Tutta la grinta di Ivan Zaytsev, schiacciatore della Sir Safety Conad Perugia (foto Michele Benda)

Rotta su Busto Arsizio, destinazione PalaYamamay. Nemmeno il tempo per godere della bella e preziosa vittoria di Latina, che la Sir Safety Conad Perugia si è messa in marcia direzione Lombardia. Mercoledì sera infatti (ore 20.30) è in programma la penultima sfida di regular season contro Milano e i Block Devils sanno bene che per cercare di strappare il secondo posto a Trento, dovranno compiere un altro blitz d’autore. Volgendo i pensieri al recentissimo passato, c’è da dire che al PalaBianchini si è vista una squadra grintosa, feroce, capace di tirare fuori gli attributi al momento giusto. Un aspetto importante adesso che si entra nella fase calda della stagione.

Il Bernardi pensiero «Temevo molto la trasferta di Latina – spiega coach Lorenzo Bernardi -. Anzi, delle ultime tre giornate era quella che temevo di più perché, giocando dopo le altre, c’era l’obbligo di vincere. Abbiamo vinto 3-1 e sono tre punti molto importanti. Siamo molti vicini almeno al terzo posto e adesso vediamo nelle ultime due gare cosa succede. Noi faremo del nostro meglio, poi aspetteremo i risultati di Trento. Mi aspettavo una gara difficile ed una battaglia. Latina è una squadra in salute che ha ritrovato un Fei ad altissimo livello e che dispone di un Penchev capace di giocare alla grande in attacco specialmente sulle palle brutte e staccate. In alcuni frangenti abbiamo regalato dei punti gratuitamente con delle nostre invasioni. Dobbiamo fare attenzione su queste cose e sul muro in generale possiamo e dobbiamo lavorare meglio. Fortunatamente abbiamo battuto molto bene confermando al servizio la prestazione di Roeselare.

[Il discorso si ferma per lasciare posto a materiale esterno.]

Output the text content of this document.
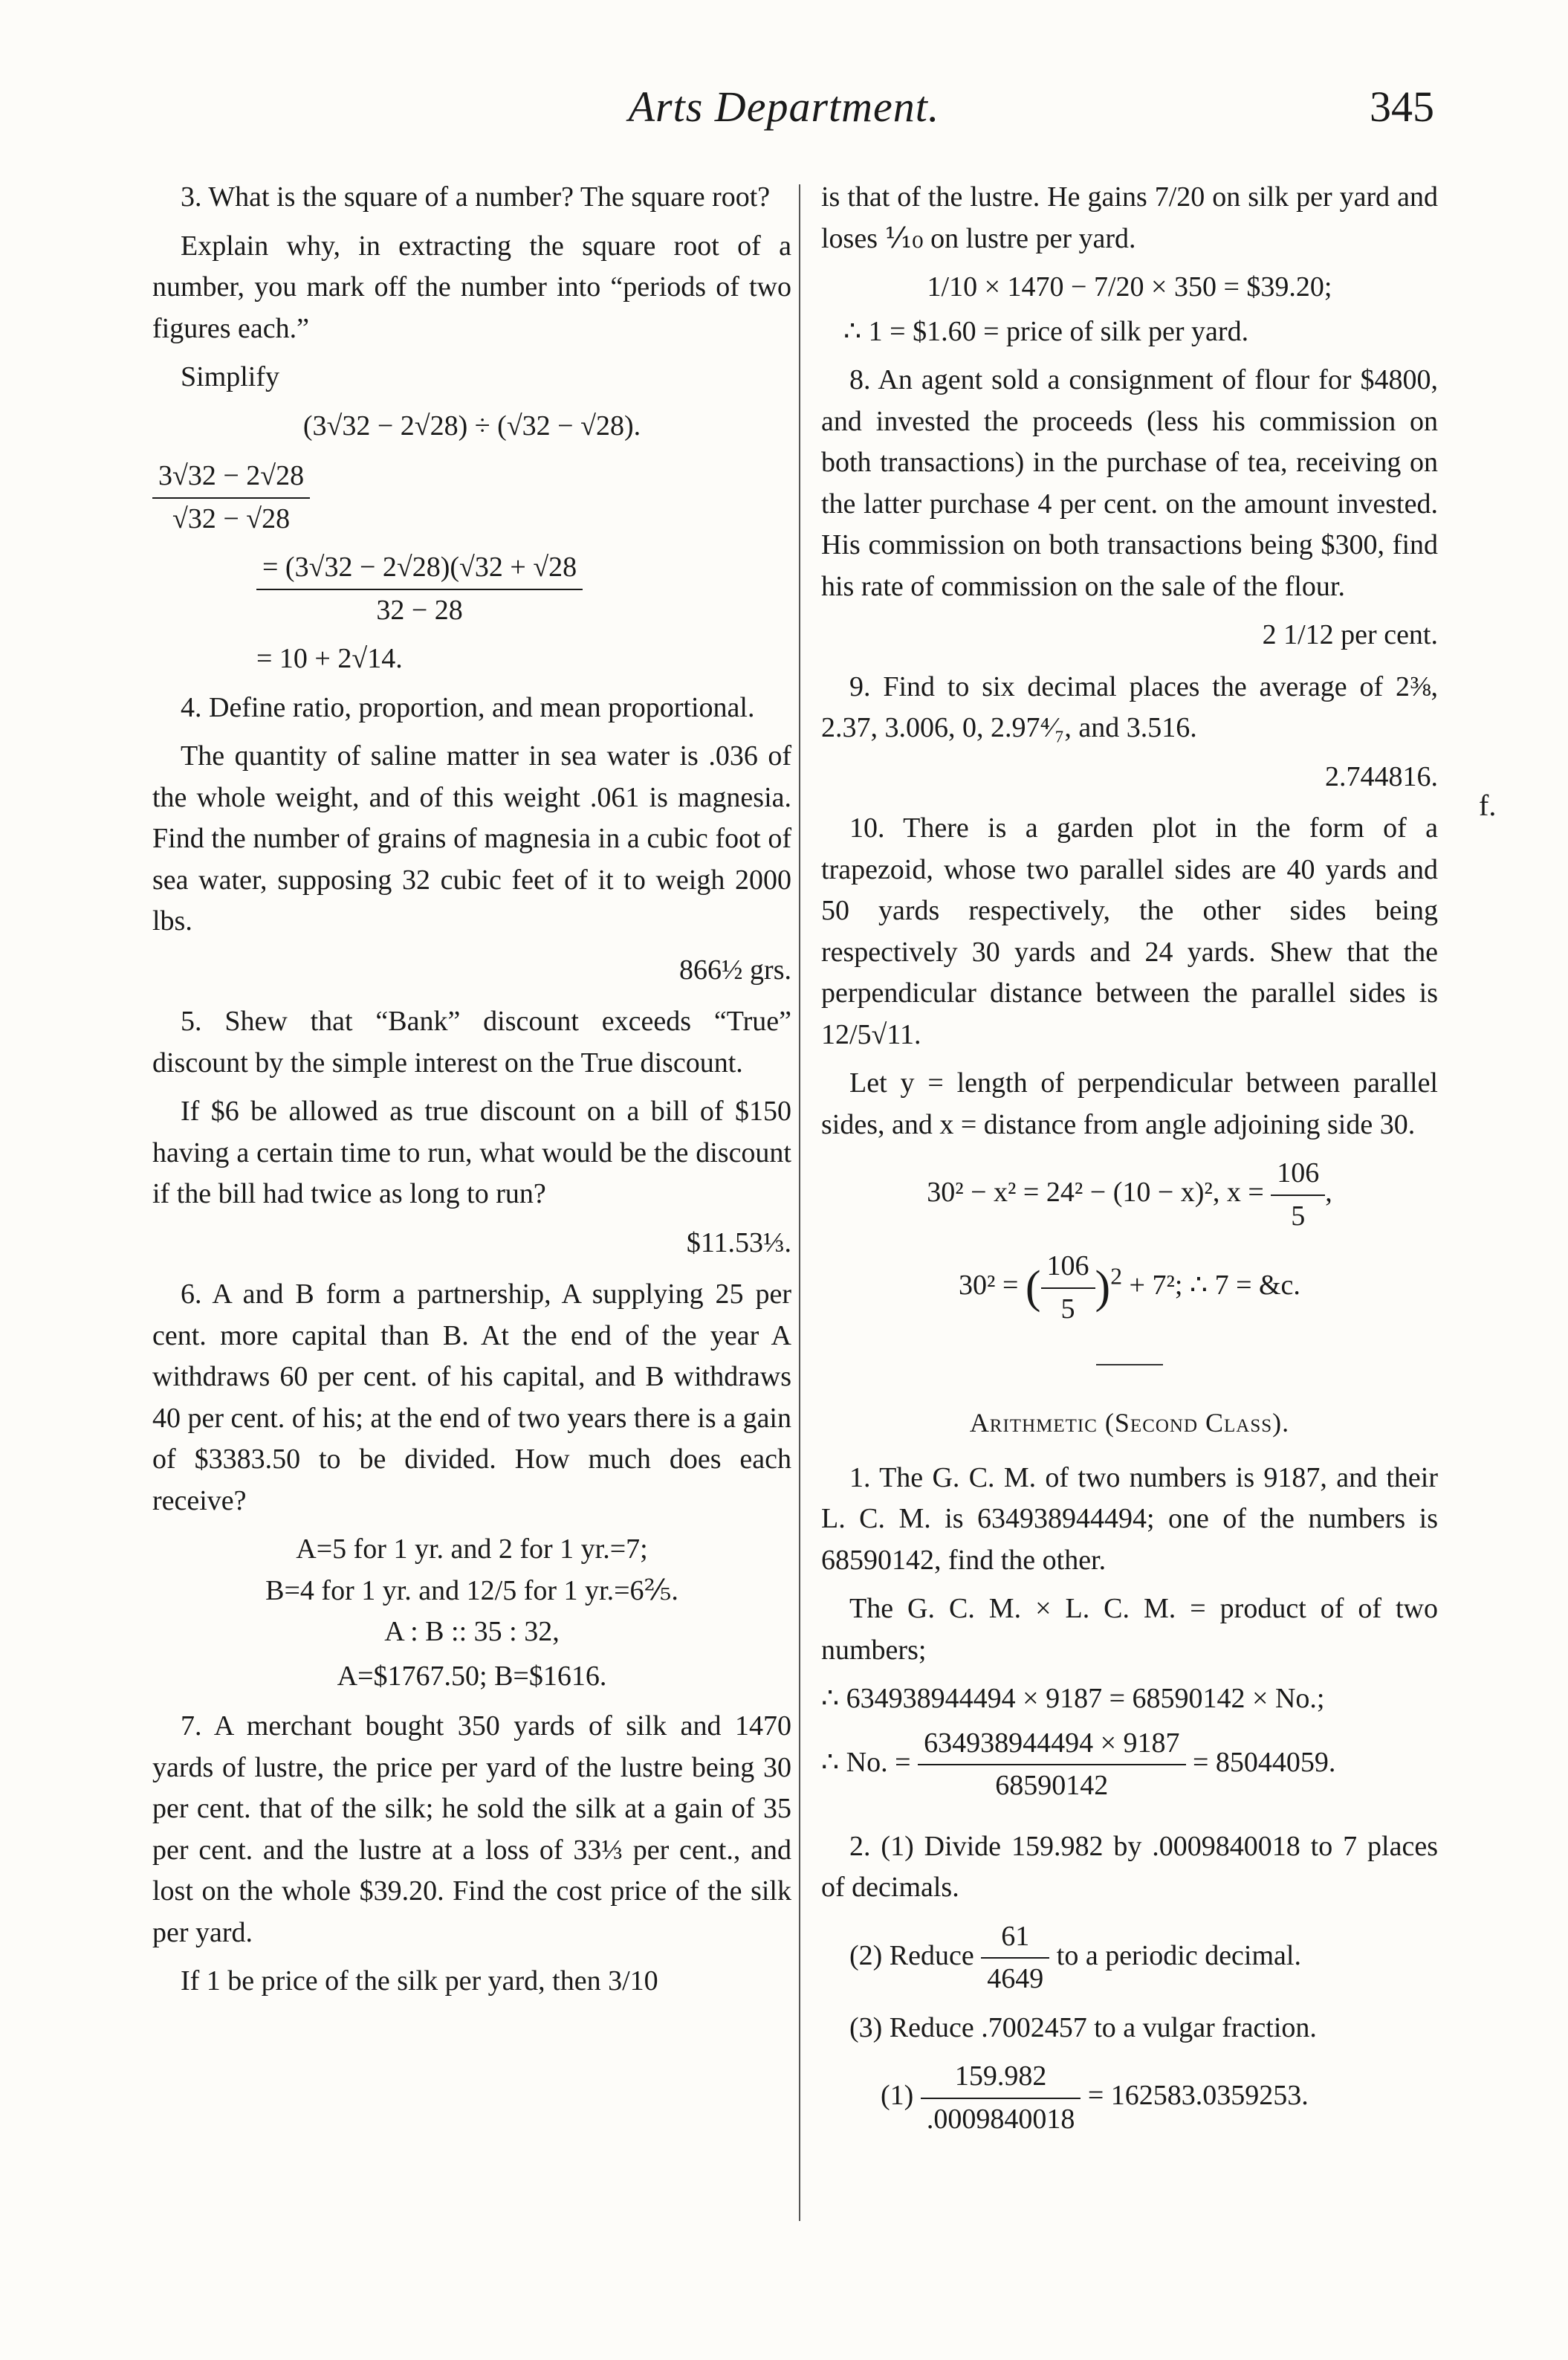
Arts Department.	345
f.

3. What is the square of a number? The square root?

Explain why, in extracting the square root of a number, you mark off the number into “periods of two figures each.”

Simplify

(3√32 − 2√28) ÷ (√32 − √28).

$\frac{3√32 - 2√28}{√32 - √28}$
$\frac{= (3√32 - 2√28)(√32 + √28}{32 - 28}$

= 10 + 2√14.

4. Define ratio, proportion, and mean proportional.

The quantity of saline matter in sea water is .036 of the whole weight, and of this weight .061 is magnesia. Find the number of grains of magnesia in a cubic foot of sea water, supposing 32 cubic feet of it to weigh 2000 lbs.

866½ grs.

5. Shew that “Bank” discount exceeds “True” discount by the simple interest on the True discount.

If $6 be allowed as true discount on a bill of $150 having a certain time to run, what would be the discount if the bill had twice as long to run?

$11.53⅓.

6. A and B form a partnership, A supplying 25 per cent. more capital than B. At the end of the year A withdraws 60 per cent. of his capital, and B withdraws 40 per cent. of his; at the end of two years there is a gain of $3383.50 to be divided. How much does each receive?

A=5 for 1 yr. and 2 for 1 yr.=7;

B=4 for 1 yr. and 12/5 for 1 yr.=6⅖.

A : B :: 35 : 32,

A=$1767.50; B=$1616.

7. A merchant bought 350 yards of silk and 1470 yards of lustre, the price per yard of the lustre being 30 per cent. that of the silk; he sold the silk at a gain of 35 per cent. and the lustre at a loss of 33⅓ per cent., and lost on the whole $39.20. Find the cost price of the silk per yard.

If 1 be price of the silk per yard, then 3/10

is that of the lustre. He gains 7/20 on silk per yard and loses ⅒ on lustre per yard.

1/10 × 1470 − 7/20 × 350 = $39.20;

∴ 1 = $1.60 = price of silk per yard.

8. An agent sold a consignment of flour for $4800, and invested the proceeds (less his commission on both transactions) in the purchase of tea, receiving on the latter purchase 4 per cent. on the amount invested. His commission on both transactions being $300, find his rate of commission on the sale of the flour.

2 1/12 per cent.

9. Find to six decimal places the average of 2⅜, 2.37, 3.006, 0, 2.97⁴⁄₇, and 3.516.

2.744816.

10. There is a garden plot in the form of a trapezoid, whose two parallel sides are 40 yards and 50 yards respectively, the other sides being respectively 30 yards and 24 yards. Shew that the perpendicular distance between the parallel sides is 12/5√11.

Let y = length of perpendicular between parallel sides, and x = distance from angle adjoining side 30.

30² − x² = 24² − (10 − x)², $x = \frac{106}{5}$ ,
30² = ( $\frac{106}{5} )^2 + 7^2$; ∴ 7 = &c.

Arithmetic (Second Class).

1. The G. C. M. of two numbers is 9187, and their L. C. M. is 634938944494; one of the numbers is 68590142, find the other.

The G. C. M. × L. C. M. = product of of two numbers;

∴ 634938944494 × 9187 = 68590142 × No.;

∴ No. = $\frac{634938944494 \times 9187}{68590142} = 85044059$.

2. (1) Divide 159.982 by .0009840018 to 7 places of decimals.

(2) Reduce $\frac{61}{4649}$ to a periodic decimal.

(3) Reduce .7002457 to a vulgar fraction.

$(1) \frac{159.982}{.0009840018} = 162583.0359253$.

Ora mercoledì a Busto Arsizio ci aspetta un’altra partita da affrontare con lo stesso piglio di domenica per poi prepararci al rush finale ed ai quarti di playoff».

La carica di Zaytsev «È stata una partita complicata, decisa dalla battuta nei primi due set e poi nel finale del quarto – commenta invece Ivan Zaytsev -. Quello di Latina non è un campo facile, il palazzetto era pieno e sono contento della reazione che abbiamo avuto dopo un terzo set che poteva tagliarci le gambe. Dobbiamo capire che queste cose succedono, non possiamo sempre vincere 3-0. Dobbiamo sapere che è merito nostro quando vinciamo e questo aspetto mentale dobbiamo migliorarlo. Siamo una squadra che gioca bene tatticamente, che quando entra la battuta può mettere in difficoltà chiunque, che lavora per migliorare e limare queste cose. Ora abbiamo le ultime due di regular season ed andremo in campo per vincerle da tre perché il nostro obiettivo rimane sempre il secondo posto».